On the surface, a learnership programme is a brilliant opportunity; being paid to study while getting work experience is a bargain – and the employer gets to add an extra resource to their workforce. However in reality, if we are critical with our observation of the actual impact of the learnership, the learner receives an opportunity to wake up and go somewhere every day for the next 12 months under the façade that it is beneficial to them.
Yes, the learner will gain a qualification and another reference on their CV but in fact, most learners don’t receive adequate advice or mentorship in the workplace and have no idea what to do with their qualifications. Furthermore, in the current economy and the ever-growing unemployment rate, most learners feel that a stipend is better than nothing (even though it barely covers the living expenses of one person, let alone a family).
In addition, ongoing delays and inefficiencies within the SETA system result in the vast majority of learners being unable to seek employment elsewhere at the end of their learnership programmes, because they are waiting for their certificates to be issued, which can take a long time. So, the only option is being advanced onto yet another learnership with very little prospect of permanent employment.

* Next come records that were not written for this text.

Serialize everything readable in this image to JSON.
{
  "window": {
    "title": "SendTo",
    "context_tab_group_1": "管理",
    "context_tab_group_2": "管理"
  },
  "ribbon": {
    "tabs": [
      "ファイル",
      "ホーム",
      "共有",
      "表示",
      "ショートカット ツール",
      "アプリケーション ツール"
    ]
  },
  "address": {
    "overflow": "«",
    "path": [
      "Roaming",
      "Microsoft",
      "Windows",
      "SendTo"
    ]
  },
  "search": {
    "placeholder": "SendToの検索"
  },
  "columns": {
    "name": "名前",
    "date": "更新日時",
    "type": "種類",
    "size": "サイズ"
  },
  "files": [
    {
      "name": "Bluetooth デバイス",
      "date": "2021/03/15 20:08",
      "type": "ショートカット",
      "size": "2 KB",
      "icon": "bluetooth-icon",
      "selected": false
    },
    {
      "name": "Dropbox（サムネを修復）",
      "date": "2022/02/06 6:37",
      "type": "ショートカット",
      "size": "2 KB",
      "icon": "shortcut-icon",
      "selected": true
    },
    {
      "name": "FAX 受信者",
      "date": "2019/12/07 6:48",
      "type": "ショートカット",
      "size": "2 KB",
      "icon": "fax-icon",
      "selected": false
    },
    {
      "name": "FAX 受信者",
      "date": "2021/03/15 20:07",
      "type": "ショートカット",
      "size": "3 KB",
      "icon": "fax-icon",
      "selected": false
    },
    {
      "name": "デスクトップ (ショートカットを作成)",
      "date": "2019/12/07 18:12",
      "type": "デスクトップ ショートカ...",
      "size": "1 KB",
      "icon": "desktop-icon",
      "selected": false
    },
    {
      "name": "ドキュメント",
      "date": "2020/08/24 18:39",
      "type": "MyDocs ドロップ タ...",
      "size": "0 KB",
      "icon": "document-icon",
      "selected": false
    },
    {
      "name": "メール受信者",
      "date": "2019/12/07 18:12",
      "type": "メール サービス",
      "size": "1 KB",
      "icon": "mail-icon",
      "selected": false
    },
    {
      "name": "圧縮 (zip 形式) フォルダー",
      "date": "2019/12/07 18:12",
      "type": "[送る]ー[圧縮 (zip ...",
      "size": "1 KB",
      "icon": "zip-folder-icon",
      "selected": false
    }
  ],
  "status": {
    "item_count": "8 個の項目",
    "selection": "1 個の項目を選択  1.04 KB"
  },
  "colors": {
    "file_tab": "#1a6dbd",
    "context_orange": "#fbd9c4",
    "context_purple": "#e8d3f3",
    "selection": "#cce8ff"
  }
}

If we are truly honest with ourselves, the sad reality is that we have all benefited from the desperation of unemployed youth. However, the issue lies not only with corporates, but it also goes back to the Government that established Skills Development legislation and policies without setting a standard as to how this should be executed; they have left the future of unemployed youth in the hands of corporates, who in turn have handed over the dirty work to training providers. We are stuck in a vicious cycle.